Die Tatsache, dass es zwei Primadonnen im Opernensemble gab, spaltete das Londoner Publikum in zwei Parteien, und die Rivalisierung der beiden Sängerinnen führte dazu, dass man sie häufig in Anspielung an ein populäres englisches Theaterstück von Nathalie Lee als the Rival Queens bezeichnete. In Bononcinis Astianatte kam es deswegen am 6. Juni 1727 zu so heftigen Ausschreitungen „mit Zischen und Buh-Rufen“, dass die Vorstellung vorzeitig abgebrochen werden musste (Lord Harvey, Brief vom 13. Juni 1727). Im Gegensatz zu einem Teil der Literatur, wo behauptet wird, es sei dabei auch zwischen den beiden Sängerinnen zu Handgreiflichkeiten gekommen, gibt es laut Woyke „keinen Hinweis“ darauf, „dass Faustina Bordoni und Francesca Cuzzoni sich auf offener Bühne angegriffen hätten“. Die Rivalität der beiden Primadonnen wurde auch in der berüchtigten Beggar’s Opera von John Gay und Johann Christoph Pepusch von 1728 thematisiert.
Nach dem finanziellen Zusammenbruch der Royal Academy of Music kehrte Faustina nach Italien zurück und sang in Venedig, Parma, Turin, Mailand und in München.

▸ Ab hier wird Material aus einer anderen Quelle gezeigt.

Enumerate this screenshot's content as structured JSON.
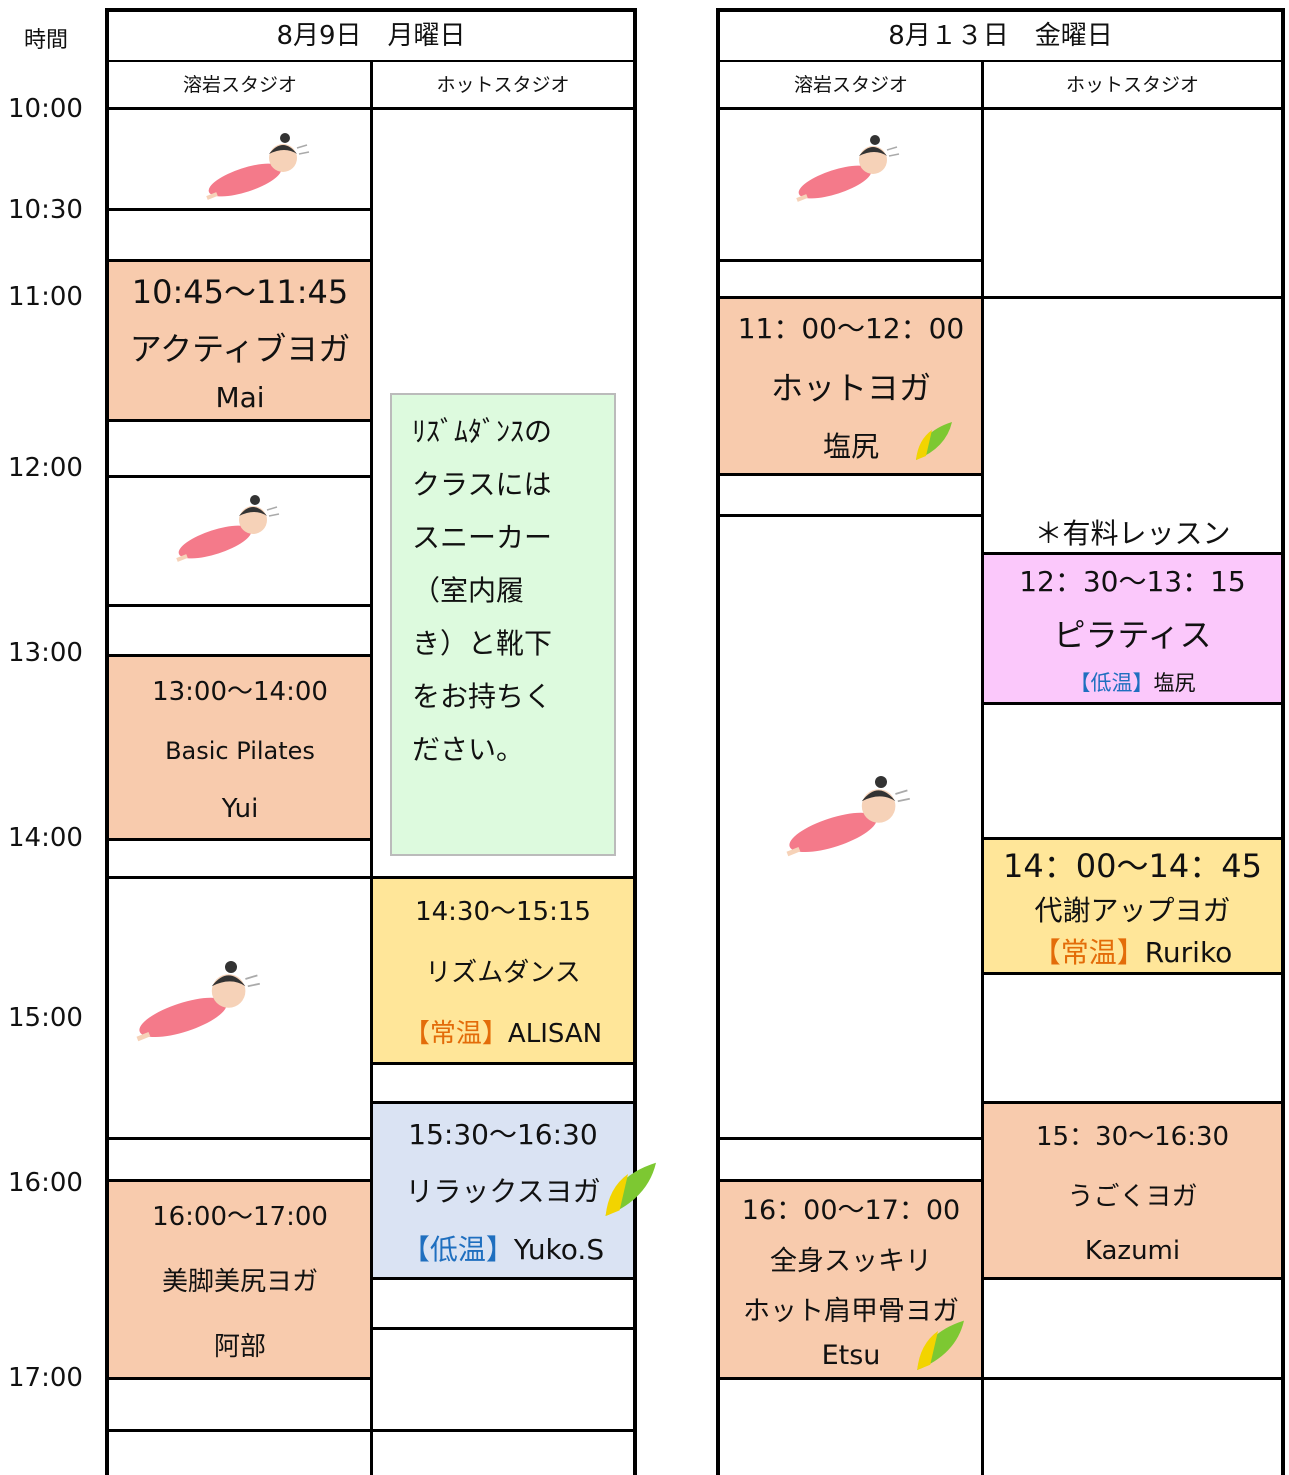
{
  "time_header": "時間",
  "times": [
    "10:00",
    "10:30",
    "11:00",
    "12:00",
    "13:00",
    "14:00",
    "15:00",
    "16:00",
    "17:00"
  ],
  "days": [
    {
      "title": "8月9日　月曜日",
      "studios": [
        "溶岩スタジオ",
        "ホットスタジオ"
      ],
      "lava": [
        {
          "time": "10:45～11:45",
          "name": "アクティブヨガ",
          "teacher": "Mai"
        },
        {
          "time": "13:00～14:00",
          "name": "Basic Pilates",
          "teacher": "Yui"
        },
        {
          "time": "16:00～17:00",
          "name": "美脚美尻ヨガ",
          "teacher": "阿部"
        }
      ],
      "hot": [
        {
          "time": "14:30～15:15",
          "name": "リズムダンス",
          "tag": "【常温】",
          "teacher": "ALISAN"
        },
        {
          "time": "15:30～16:30",
          "name": "リラックスヨガ",
          "tag": "【低温】",
          "teacher": "Yuko.S"
        }
      ],
      "note": [
        "ﾘｽﾞﾑﾀﾞﾝｽの",
        "クラスには",
        "スニーカー",
        "（室内履",
        "き）と靴下",
        "をお持ちく",
        "ださい。"
      ]
    },
    {
      "title": "8月１３日　金曜日",
      "studios": [
        "溶岩スタジオ",
        "ホットスタジオ"
      ],
      "lava": [
        {
          "time": "11：00～12：00",
          "name": "ホットヨガ",
          "teacher": "塩尻"
        },
        {
          "time": "16：00～17：00",
          "name": "全身スッキリ",
          "name2": "ホット肩甲骨ヨガ",
          "teacher": "Etsu"
        }
      ],
      "notice": "＊有料レッスン",
      "hot": [
        {
          "time": "12：30～13：15",
          "name": "ピラティス",
          "tag": "【低温】",
          "teacher": "塩尻"
        },
        {
          "time": "14：00～14：45",
          "name": "代謝アップヨガ",
          "tag": "【常温】",
          "teacher": "Ruriko"
        },
        {
          "time": "15：30～16:30",
          "name": "うごくヨガ",
          "teacher": "Kazumi"
        }
      ]
    }
  ]
}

Dabei war Senesino noch einige Male ihr Bühnenpartner, so in Venedig im Teatro San Cassiano in Geminiano Giacomellis Oper Gianguir (UA: 27. Dezember 1728) und in Orlandinis Adelaide (UA: 8. Februar 1729); und auch in Turin in Siroe von Andrea Stefano Fiorè (UA: 26. Dezember 1729) und in Nicola Porporas Tamerlano (UA: Karneval 1730).
Einer dieser Auftritte wurde von dem Künstler Anton Maria Zanetti in einer Karikatur festgehalten (siehe Abb. oben).
Besonders erwähnenswert sind auch Bordonis Auftritte als Primadonna neben dem berühmten Sopranisten Carlo Broschi genannt „Farinelli“, im Frühling 1729 in Parma in Giacomellis Lucio Papirio dittatore und in Turin im Karneval 1731, in Porporas Poro und in der Oper Ezio von Riccardo Broschi (Farinellis Bruder).